In this story, it is said that a Dreamer dreamed of the Mountain People.

The Dreamer said, “They were Giants of a people.” They were gathered together by Shushidnu. Of themselves they said, “We are Nat’utna, we are people who are other-than-human. We are the Mountain People.”

And then the Lady said, “I will lie here. I love this place.” She was Shushidnu, the Lady who loved that place, and she looks like a lady sleeping. “And there will be be a river that I love beside me.” That is the Susitna River.

One Person said, “I will lie there on the far side, with my feet stretching into the water.” And he said, “I will be T’usi.” He was a windbreak, a fence: Slope Mountain.

A Lady said, “I will lie beside him in the same way, with my feet in the water.” She said, “I will be little T’usi.” She is Chisik Island.

And a Person said, “I will be up above, a great mountain.” He is Dghilika’a, Mt. Redoubt. And he said, “My relatives will be around me.” These are the smaller mountains, Shchnaqał’in, There Will Be More of the True Ones Like Me at My Feet.

And One said, “I will be north, far inland with my relatives.” He is Yuneq’di, called Denali, inland with his smaller relatives.

The Lady Shushidnu directed them. “These other People will go across the water,” she said. They answered her, explaining that they would be Yaghenen, the Good Land. That is the Kenai Peninsula.

And then she said, laying out the passes between the mountains, “They are nakatl’a, like the tail hanging between an animal’s haunches.” Those locations that look that way are glaciers. She said, “Sometimes it will be dangerous going through those passes.”

According to the story, she also said, “The people will love that place and it will be useful to them; but they will pass away.”

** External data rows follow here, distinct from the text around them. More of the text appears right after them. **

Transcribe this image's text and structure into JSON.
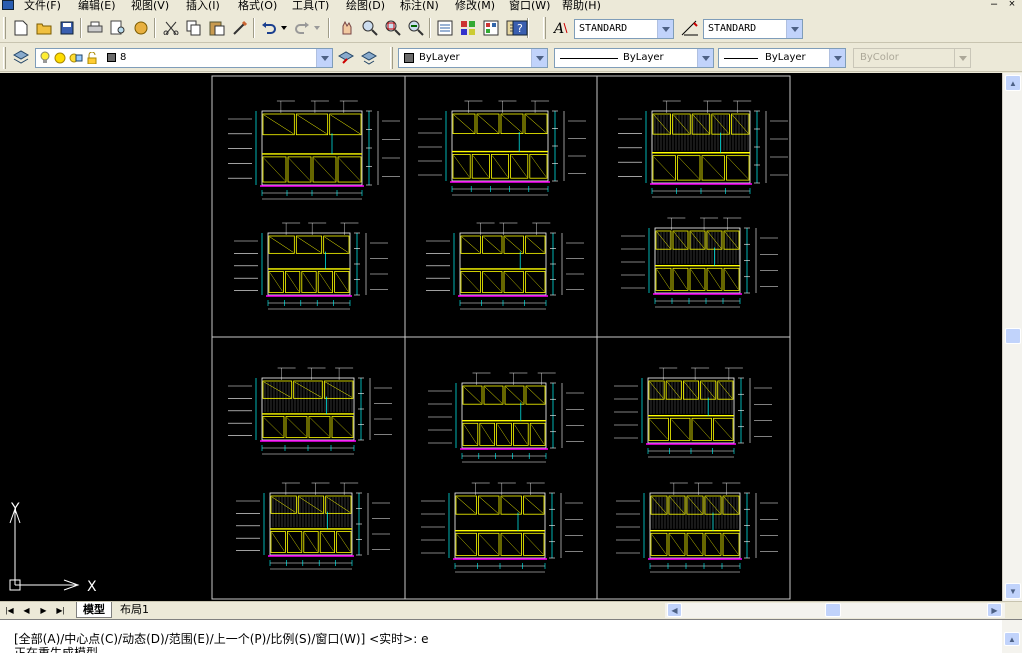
{
  "menu": {
    "items": [
      "文件(F)",
      "编辑(E)",
      "视图(V)",
      "插入(I)",
      "格式(O)",
      "工具(T)",
      "绘图(D)",
      "标注(N)",
      "修改(M)",
      "窗口(W)",
      "帮助(H)"
    ]
  },
  "toolbar": {
    "text_style": "STANDARD",
    "dim_style": "STANDARD",
    "layer": "8",
    "color": "ByLayer",
    "linetype": "ByLayer",
    "lineweight": "ByLayer",
    "plot_style": "ByColor"
  },
  "ucs": {
    "x_label": "X",
    "y_label": "Y"
  },
  "tabs": [
    {
      "label": "模型",
      "active": true
    },
    {
      "label": "布局1",
      "active": false
    }
  ],
  "command": {
    "line1": "[全部(A)/中心点(C)/动态(D)/范围(E)/上一个(P)/比例(S)/窗口(W)] <实时>: e",
    "line2": "正在重生成模型."
  },
  "colors": {
    "canvas": "#000000",
    "frame": "#c8c8c8",
    "dim": "#ffffff",
    "yellow": "#ffff00",
    "cyan": "#00ffff",
    "magenta": "#ff00ff"
  }
}
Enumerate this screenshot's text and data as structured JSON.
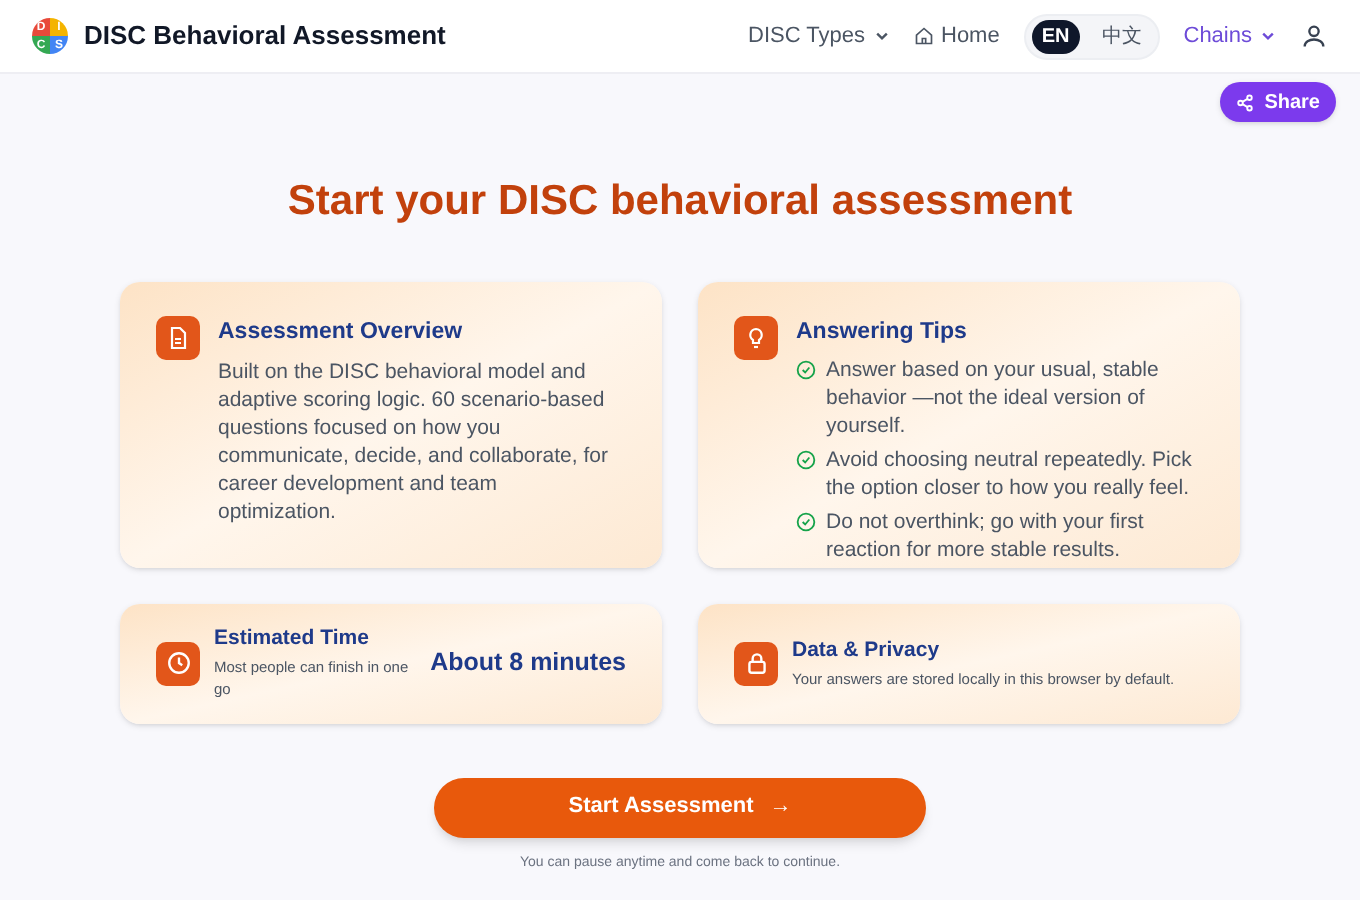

These Mountain People were doing this for us, so that we would have names for every location, describing how they look. And the Dreamer explained, “The Mouse Story happened inside a mountain. And then, in the Gambling Story, when the believer went to that unknown place, he found the same kind of location, inside the mountain. The Lady who called herself the Mother of Everything Over and Over and her husband, called K’luyesh, were Giants of people. And the person who saw the little village in the foothills found the k’kin’i, the little folk, and they called themselves Mountain People. Now you see how these stories relate to one another.”